Kiss Goodbye to “I Kissed Dating Goodbye”

Peacemaking includes being able to admit being wrong. So stories of people who publicly acknowledge being wrong are encouraging and instructive.

Recently, author Joshua Harris has acknowledged that the popular book he wrote some twenty years ago, I Kissed Dating Goodbye, was not only naïve but in some cases caused harm, and asked his publisher to cease publishing it. Harris realizes that he was “young, certain, zealous and restlessly ambitious,” when he discouraged Christians from dating, a view he now recognizes as not based on Scripture.

“Admitting that I was wrong hasn’t been easy for me. I’ve angered people who still like my book, and my efforts are understandably viewed as inadequate by the people who were hurt. But I’m glad I set out on this journey because it’s been a pathway of transformation for me, and I’ve heard from others who have found healing in knowing they’re not alone in reconsidering old ways of thinking…

“Admitting I was wrong about the biggest accomplishment of my life has given me a greater willingness to admit that I don’t have all the answers…”

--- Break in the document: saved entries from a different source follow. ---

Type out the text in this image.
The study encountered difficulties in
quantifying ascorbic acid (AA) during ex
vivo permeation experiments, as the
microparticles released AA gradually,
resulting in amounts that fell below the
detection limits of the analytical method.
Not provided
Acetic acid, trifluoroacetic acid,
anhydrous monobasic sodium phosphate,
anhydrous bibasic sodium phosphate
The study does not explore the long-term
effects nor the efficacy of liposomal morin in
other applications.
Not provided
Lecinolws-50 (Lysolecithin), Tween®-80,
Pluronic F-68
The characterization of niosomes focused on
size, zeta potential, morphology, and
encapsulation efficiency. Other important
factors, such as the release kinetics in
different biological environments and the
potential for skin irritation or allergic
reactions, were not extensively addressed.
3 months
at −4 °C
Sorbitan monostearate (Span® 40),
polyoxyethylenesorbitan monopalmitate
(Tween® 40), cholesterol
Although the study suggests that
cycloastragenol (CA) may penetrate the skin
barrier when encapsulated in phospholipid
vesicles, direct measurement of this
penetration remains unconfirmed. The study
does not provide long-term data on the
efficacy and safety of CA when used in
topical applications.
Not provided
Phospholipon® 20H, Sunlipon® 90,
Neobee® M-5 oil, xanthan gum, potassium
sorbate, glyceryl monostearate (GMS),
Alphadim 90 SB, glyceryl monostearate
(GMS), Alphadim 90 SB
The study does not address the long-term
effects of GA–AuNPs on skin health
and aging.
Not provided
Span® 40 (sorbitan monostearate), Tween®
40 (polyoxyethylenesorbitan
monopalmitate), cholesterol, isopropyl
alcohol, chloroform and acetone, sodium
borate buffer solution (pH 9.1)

Mr. Harris notes that critics are referring to his current round of talks as an “apology tour.” Should one apologize for promoting a particular viewpoint that one later regrets? Apology is appropriate when there has been an offense. But writing a book promoting a particular lifestyle is not in itself offensive. Readers are free to accept or reject the ideas in Mr. Harris’s book, so if readers were harmed, perhaps it’s because they put too much stock in Mr. Harris’s ideas without evaluating those ideas for themselves. Perhaps it’s a matter of influence: Mr. Harris used his influence to promote a particular viewpoint that he now realizes was incorrect. Whether or not others were harmed, it’s a matter of integrity now for him to correct that viewpoint.

Mr. Harris is to be admired for admitting publicly that he was “wrong.” That takes humility.